İstinaf Mahkemesi’nin kararını “klişe” olarak değerlendiren Abdulkadir Güleç, başta yaşam ve adil yargılanma hakkı ihlali olmak üzere, ayrımcılık yasağı ihlali gibi nedenlerden dolayı, dosyayı Anayasa Mahkemesi’ne taşıyacaklarını söyledi.
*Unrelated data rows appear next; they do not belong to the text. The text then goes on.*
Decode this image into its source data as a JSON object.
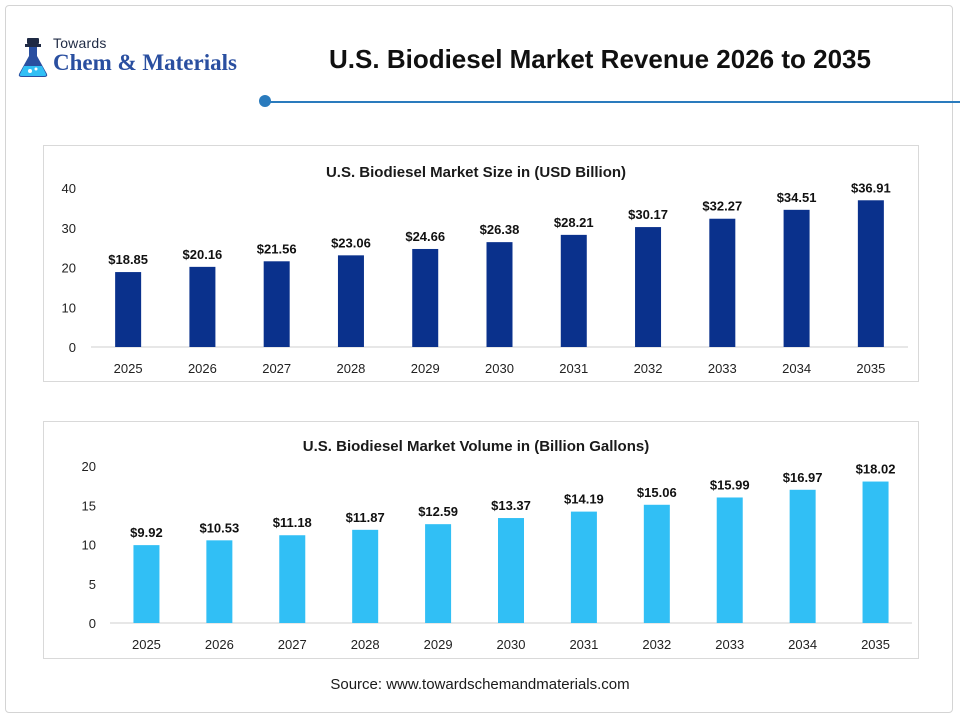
{
  "logo": {
    "line1": "Towards",
    "line2": "Chem & Materials"
  },
  "page_title": "U.S. Biodiesel Market Revenue 2026 to 2035",
  "source": "Source: www.towardschemandmaterials.com",
  "colors": {
    "chart1_bar": "#0a318c",
    "chart2_bar": "#31bff5",
    "accent": "#2a7bbd",
    "logo_blue": "#2a4fa0"
  },
  "chart_data": [
    {
      "type": "bar",
      "title": "U.S. Biodiesel Market Size in (USD Billion)",
      "xlabel": "",
      "ylabel": "",
      "categories": [
        "2025",
        "2026",
        "2027",
        "2028",
        "2029",
        "2030",
        "2031",
        "2032",
        "2033",
        "2034",
        "2035"
      ],
      "values": [
        18.85,
        20.16,
        21.56,
        23.06,
        24.66,
        26.38,
        28.21,
        30.17,
        32.27,
        34.51,
        36.91
      ],
      "labels": [
        "$18.85",
        "$20.16",
        "$21.56",
        "$23.06",
        "$24.66",
        "$26.38",
        "$28.21",
        "$30.17",
        "$32.27",
        "$34.51",
        "$36.91"
      ],
      "ylim": [
        0,
        40
      ],
      "yticks": [
        0,
        10,
        20,
        30,
        40
      ],
      "grid": false,
      "legend": "none"
    },
    {
      "type": "bar",
      "title": "U.S. Biodiesel Market Volume in (Billion Gallons)",
      "xlabel": "",
      "ylabel": "",
      "categories": [
        "2025",
        "2026",
        "2027",
        "2028",
        "2029",
        "2030",
        "2031",
        "2032",
        "2033",
        "2034",
        "2035"
      ],
      "values": [
        9.92,
        10.53,
        11.18,
        11.87,
        12.59,
        13.37,
        14.19,
        15.06,
        15.99,
        16.97,
        18.02
      ],
      "labels": [
        "$9.92",
        "$10.53",
        "$11.18",
        "$11.87",
        "$12.59",
        "$13.37",
        "$14.19",
        "$15.06",
        "$15.99",
        "$16.97",
        "$18.02"
      ],
      "ylim": [
        0,
        20
      ],
      "yticks": [
        0,
        5,
        10,
        15,
        20
      ],
      "grid": false,
      "legend": "none"
    }
  ]
}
‘Planlanmış bir siyasi cinayettir’
Tahir Elçi’nin siyasi cinayete kurban gittiğini kaydeden CHP Milletvekili Sezgin Tanrıkulu, “Tahir Elçi, Amed’in orta yerinde, birçok insanın tanıklığıyla bir siyasal cinayete kurban gitti, katledildi. Tahir Elçi, tesadüfen, yanlışlıkla hedef alınan birisi değildi. Baro Başkanlığı döneminde bölgede yaşanan ağır insan hakları ihlallerine kurumsal olarak karşı çıkan, bu ihlalleri raporlayan, kamuoyuna duyuran çok önemli bir hak savunucusuydu. Ayrıca mesleğin başından itibaren de ağır hak ihlallerine karşı çıkan, avukat olarak peşine düşen, fikri takibini yapan, faili meçhul cinayetlerin, zorla kaybedilmelerin faillerini deşifre eden biriydi. Bu nedenle planlanmış bir siyasi cinayete kurban edildi” dedi
Sezgin Tanrıkulu da dönemin Diyarbakır Cumhuriyet Başsavcı’sının, delilleri toplamada, failleri belirlemede eksik ve onları koruyan bir tutum içinde olduğunu dile getirerek, “Açılan davada da bütün duruşmalarda mahkeme heyeti, sanıkları koruyan, Tahir Elçi yakınlarının, Amed Barosu’nun iddialarının açılmasını reddeden cezasızlık pratiği ortaya koydu. İstinaf Mahkemesi de kararıyla bu cezasızlık kararına ortak oldu. ‘Kürt meselesi yoktur’ diyenlere cevabımız: Kürt meselesi tam da budur. Tam olarak bu ülkede adaletin gerçekleşmemesi meselesidir” ifadelerini kullandı.